Sunday, June 5, 2011

Sheriff Dever: Abandoned on the Border

Cochise County Sheriff Larry Dever of Border Sheriffs has an excellent op-ed in the New York Times on the increasing frustration he has dealing with illegal immigration. Some excerpts -

At best, illegal aliens and smugglers trespass, damage ranchers’ land, steal water and food and start fires. At worst, people who have come here hoping for freedom and opportunity are raped or abandoned by smugglers and left to die in the desert.

Nor are the migrants the only victims.

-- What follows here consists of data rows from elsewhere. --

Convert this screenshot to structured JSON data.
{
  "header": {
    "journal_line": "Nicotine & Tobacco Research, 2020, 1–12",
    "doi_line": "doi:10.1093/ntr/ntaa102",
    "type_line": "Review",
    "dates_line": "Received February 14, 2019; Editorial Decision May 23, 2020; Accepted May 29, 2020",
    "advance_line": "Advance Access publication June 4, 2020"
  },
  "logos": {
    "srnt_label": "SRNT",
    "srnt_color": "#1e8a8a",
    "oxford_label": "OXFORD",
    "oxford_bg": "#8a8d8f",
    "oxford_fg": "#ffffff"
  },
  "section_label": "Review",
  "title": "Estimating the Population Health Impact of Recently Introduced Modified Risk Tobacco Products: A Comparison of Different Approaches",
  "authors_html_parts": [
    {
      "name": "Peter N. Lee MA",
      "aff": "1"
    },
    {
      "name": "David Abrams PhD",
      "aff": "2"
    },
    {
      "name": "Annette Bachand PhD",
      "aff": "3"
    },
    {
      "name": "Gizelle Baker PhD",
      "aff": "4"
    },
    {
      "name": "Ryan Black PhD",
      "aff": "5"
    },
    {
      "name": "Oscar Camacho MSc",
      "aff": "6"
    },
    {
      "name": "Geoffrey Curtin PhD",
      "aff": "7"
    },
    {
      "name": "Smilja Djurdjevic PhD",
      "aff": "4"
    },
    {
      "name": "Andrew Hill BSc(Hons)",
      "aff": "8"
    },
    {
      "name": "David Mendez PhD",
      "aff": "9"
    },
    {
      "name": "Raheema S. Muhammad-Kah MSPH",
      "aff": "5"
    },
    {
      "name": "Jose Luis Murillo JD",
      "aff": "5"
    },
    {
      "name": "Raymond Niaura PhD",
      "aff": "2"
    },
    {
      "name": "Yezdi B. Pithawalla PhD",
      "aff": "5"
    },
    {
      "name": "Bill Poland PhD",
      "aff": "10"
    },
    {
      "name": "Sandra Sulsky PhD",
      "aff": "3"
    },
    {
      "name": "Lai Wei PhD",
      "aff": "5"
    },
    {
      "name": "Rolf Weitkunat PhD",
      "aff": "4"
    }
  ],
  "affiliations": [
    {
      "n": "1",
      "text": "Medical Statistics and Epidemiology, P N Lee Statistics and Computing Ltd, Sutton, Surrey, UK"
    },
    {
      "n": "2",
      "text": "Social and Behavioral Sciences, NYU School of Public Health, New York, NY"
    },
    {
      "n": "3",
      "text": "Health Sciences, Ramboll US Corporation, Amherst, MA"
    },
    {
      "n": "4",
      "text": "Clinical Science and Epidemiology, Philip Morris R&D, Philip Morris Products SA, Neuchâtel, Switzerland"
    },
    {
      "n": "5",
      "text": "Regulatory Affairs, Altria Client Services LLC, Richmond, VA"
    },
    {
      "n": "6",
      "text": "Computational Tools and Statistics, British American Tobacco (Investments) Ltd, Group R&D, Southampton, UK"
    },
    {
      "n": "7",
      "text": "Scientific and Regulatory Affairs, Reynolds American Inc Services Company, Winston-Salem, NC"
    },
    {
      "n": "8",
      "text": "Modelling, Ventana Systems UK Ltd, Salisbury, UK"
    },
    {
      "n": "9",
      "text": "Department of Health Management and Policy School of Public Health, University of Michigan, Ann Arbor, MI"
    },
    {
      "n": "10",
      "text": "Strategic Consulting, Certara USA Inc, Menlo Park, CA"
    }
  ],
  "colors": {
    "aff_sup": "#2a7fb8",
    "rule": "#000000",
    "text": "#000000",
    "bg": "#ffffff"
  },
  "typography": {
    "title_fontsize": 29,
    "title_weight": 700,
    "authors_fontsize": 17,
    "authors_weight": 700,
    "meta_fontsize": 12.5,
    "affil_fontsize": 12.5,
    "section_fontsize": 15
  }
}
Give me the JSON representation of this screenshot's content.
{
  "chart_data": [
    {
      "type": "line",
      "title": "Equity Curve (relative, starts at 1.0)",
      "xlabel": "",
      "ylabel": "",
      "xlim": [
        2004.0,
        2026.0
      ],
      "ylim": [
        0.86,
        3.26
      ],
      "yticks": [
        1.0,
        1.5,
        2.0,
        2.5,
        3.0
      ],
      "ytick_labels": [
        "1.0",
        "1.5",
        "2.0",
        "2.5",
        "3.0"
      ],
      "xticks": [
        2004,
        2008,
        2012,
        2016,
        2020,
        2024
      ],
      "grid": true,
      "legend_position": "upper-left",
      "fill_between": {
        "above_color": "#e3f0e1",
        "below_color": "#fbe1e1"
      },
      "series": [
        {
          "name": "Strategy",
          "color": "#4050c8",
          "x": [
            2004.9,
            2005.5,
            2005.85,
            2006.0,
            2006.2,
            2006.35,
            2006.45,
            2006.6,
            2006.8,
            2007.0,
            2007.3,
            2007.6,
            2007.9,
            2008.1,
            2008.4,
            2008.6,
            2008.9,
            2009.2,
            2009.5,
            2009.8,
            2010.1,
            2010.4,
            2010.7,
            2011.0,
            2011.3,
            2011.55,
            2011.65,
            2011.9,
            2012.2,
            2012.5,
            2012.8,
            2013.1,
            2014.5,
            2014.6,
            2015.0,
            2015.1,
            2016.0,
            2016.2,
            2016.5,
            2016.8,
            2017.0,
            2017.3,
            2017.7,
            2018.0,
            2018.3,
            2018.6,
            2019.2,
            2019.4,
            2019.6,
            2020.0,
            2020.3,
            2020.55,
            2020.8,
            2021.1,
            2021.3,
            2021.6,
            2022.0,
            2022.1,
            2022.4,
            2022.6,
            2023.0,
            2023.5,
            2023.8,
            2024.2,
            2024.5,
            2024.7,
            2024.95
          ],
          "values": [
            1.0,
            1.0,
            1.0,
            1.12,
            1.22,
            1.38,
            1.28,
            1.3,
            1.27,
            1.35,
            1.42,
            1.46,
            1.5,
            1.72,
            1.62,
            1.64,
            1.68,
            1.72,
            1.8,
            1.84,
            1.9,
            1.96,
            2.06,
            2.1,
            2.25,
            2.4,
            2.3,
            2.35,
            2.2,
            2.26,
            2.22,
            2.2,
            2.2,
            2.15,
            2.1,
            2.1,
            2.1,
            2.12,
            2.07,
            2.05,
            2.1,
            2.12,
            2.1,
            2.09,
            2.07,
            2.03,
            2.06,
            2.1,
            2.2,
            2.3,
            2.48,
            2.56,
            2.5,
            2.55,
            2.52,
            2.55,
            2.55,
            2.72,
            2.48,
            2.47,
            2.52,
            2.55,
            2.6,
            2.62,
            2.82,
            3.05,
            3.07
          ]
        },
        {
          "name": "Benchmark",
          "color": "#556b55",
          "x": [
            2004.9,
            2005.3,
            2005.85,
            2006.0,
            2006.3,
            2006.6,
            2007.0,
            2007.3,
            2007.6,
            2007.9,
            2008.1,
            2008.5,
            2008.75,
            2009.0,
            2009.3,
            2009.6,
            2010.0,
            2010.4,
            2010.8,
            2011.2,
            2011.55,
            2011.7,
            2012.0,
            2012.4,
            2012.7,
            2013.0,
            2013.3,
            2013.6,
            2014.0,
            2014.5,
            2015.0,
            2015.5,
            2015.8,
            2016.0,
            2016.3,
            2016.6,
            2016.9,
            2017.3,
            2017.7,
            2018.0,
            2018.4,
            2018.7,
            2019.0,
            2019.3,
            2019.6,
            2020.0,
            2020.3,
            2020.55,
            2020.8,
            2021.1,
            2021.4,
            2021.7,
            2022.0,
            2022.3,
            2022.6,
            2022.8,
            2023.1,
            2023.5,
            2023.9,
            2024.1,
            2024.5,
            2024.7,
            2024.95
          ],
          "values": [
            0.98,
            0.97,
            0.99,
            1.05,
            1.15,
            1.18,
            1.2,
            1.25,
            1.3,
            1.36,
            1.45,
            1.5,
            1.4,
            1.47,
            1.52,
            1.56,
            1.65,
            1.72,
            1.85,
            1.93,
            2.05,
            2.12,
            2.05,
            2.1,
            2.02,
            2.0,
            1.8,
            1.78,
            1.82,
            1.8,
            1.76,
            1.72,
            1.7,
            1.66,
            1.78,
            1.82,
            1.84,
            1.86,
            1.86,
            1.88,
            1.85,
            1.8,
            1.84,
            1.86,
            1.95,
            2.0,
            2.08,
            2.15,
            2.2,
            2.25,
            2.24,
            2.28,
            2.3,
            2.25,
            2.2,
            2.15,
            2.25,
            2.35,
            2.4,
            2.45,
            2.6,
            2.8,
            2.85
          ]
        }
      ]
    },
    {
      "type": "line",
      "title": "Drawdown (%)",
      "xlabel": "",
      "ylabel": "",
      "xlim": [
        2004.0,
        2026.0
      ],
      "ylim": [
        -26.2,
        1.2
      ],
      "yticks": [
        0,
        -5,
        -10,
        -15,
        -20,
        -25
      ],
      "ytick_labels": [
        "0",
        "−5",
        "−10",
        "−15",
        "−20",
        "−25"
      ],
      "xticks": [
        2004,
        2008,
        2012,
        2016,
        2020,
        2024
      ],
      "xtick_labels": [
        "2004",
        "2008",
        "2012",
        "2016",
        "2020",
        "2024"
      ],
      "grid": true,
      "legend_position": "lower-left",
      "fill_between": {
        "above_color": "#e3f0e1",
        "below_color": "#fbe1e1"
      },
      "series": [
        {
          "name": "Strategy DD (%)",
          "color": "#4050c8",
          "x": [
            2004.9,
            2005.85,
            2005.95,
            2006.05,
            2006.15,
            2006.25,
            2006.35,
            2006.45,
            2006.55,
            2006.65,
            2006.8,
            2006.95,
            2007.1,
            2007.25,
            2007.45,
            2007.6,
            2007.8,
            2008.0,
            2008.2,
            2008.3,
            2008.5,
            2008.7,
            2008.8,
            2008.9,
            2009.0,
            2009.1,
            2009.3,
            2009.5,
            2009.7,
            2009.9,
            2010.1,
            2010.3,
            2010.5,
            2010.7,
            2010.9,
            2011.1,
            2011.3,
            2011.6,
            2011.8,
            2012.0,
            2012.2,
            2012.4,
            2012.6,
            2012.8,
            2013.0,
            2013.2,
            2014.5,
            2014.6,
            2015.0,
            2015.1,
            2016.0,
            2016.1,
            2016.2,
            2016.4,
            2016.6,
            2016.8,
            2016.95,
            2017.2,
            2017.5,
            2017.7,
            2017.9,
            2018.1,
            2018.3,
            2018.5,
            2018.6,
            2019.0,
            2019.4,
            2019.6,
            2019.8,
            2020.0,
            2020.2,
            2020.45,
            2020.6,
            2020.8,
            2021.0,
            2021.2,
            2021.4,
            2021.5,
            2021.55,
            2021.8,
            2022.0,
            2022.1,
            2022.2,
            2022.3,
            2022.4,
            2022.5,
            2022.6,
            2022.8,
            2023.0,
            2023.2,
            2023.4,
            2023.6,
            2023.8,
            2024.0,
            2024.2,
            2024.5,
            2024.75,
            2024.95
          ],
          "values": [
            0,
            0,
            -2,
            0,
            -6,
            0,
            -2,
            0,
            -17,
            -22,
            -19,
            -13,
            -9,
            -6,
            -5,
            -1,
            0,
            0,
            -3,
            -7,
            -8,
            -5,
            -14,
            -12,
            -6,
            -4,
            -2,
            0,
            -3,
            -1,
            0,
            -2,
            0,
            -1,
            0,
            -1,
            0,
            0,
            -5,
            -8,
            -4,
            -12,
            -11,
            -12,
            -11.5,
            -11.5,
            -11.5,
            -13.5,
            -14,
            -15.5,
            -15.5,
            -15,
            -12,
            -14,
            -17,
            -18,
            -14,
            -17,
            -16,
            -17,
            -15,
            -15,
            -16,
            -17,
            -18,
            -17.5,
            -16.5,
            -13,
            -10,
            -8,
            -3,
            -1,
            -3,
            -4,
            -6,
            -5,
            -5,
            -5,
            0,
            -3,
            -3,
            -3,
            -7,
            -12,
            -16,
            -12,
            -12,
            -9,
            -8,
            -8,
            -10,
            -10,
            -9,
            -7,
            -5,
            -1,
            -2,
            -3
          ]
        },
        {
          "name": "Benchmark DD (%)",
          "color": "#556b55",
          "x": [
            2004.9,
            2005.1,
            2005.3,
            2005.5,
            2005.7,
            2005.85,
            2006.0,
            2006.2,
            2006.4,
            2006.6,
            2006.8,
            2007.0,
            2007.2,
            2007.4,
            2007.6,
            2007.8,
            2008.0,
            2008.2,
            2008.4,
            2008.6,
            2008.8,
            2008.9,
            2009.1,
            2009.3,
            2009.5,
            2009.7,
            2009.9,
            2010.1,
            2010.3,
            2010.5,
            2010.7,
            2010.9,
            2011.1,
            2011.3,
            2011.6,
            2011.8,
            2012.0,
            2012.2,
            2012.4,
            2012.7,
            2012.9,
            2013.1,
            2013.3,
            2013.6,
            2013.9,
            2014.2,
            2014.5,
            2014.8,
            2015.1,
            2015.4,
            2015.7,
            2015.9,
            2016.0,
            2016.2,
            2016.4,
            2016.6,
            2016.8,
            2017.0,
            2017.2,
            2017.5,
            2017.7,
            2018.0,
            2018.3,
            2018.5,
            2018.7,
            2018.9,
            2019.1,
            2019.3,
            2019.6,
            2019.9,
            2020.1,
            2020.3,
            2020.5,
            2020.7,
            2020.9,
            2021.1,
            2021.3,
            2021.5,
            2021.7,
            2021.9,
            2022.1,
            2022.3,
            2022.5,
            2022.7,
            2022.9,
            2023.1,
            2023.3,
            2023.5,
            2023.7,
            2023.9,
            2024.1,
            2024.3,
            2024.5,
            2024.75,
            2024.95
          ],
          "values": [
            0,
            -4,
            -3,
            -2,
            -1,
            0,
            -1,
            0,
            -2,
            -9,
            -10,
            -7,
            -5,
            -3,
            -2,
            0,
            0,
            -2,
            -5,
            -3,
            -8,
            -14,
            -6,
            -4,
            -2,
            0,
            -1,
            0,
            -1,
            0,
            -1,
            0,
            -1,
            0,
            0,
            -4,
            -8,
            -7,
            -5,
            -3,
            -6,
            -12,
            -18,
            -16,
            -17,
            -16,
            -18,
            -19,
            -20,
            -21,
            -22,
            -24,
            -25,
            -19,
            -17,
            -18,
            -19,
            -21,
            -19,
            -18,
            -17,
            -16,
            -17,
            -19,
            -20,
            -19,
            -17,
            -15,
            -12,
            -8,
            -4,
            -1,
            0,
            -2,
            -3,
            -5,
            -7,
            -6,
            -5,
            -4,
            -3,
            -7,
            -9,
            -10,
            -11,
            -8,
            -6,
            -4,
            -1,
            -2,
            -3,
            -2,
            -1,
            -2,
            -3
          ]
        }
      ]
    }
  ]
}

Just over a year ago, while officials at the Department of Homeland Security were declaring they had secured “operational control” of most of the southern Arizona border, my friend Robert N. Krentz Jr., a local rancher, was murdered, most likely by drug smugglers.

The people of Cochise County support the state’s immigration law because we want this violence to end. Understandably, we get frustrated and disheartened when the White House, which has failed to secure the border for generations, sues us for trying to fill the legal vacuum.

The administration’s suit makes several claims. For one, it argues that only the federal government has jurisdiction over immigration. But that’s a strange argument, given that federal agencies regularly work with state and local governments on cross-border crimes.

I’ve had more than one person ask me, sneeringly, “What do illegal immigrants look like?” In response, I tell them it’s not really what they look like as much as what they do that concerns me. Among other things, they generally run off into the desert when they see our officers approach. Citizens and legal residents don’t normally do that.

What’s more, such critics have a strange impression of what law enforcement officers along the border actually do. In Cochise County, my deputies and I often have to travel many miles to respond to a resident’s call for assistance. The last thing we have time to do is harass law-abiding people.

Indeed, these days we have even less time, as the law has opened up a wave of suits against my office and other sheriff’s offices along the border from immigrant advocacy groups — so many that other sheriffs and I formed a legal defense fund, the Border Sheriffs Association, to help our departments counter them.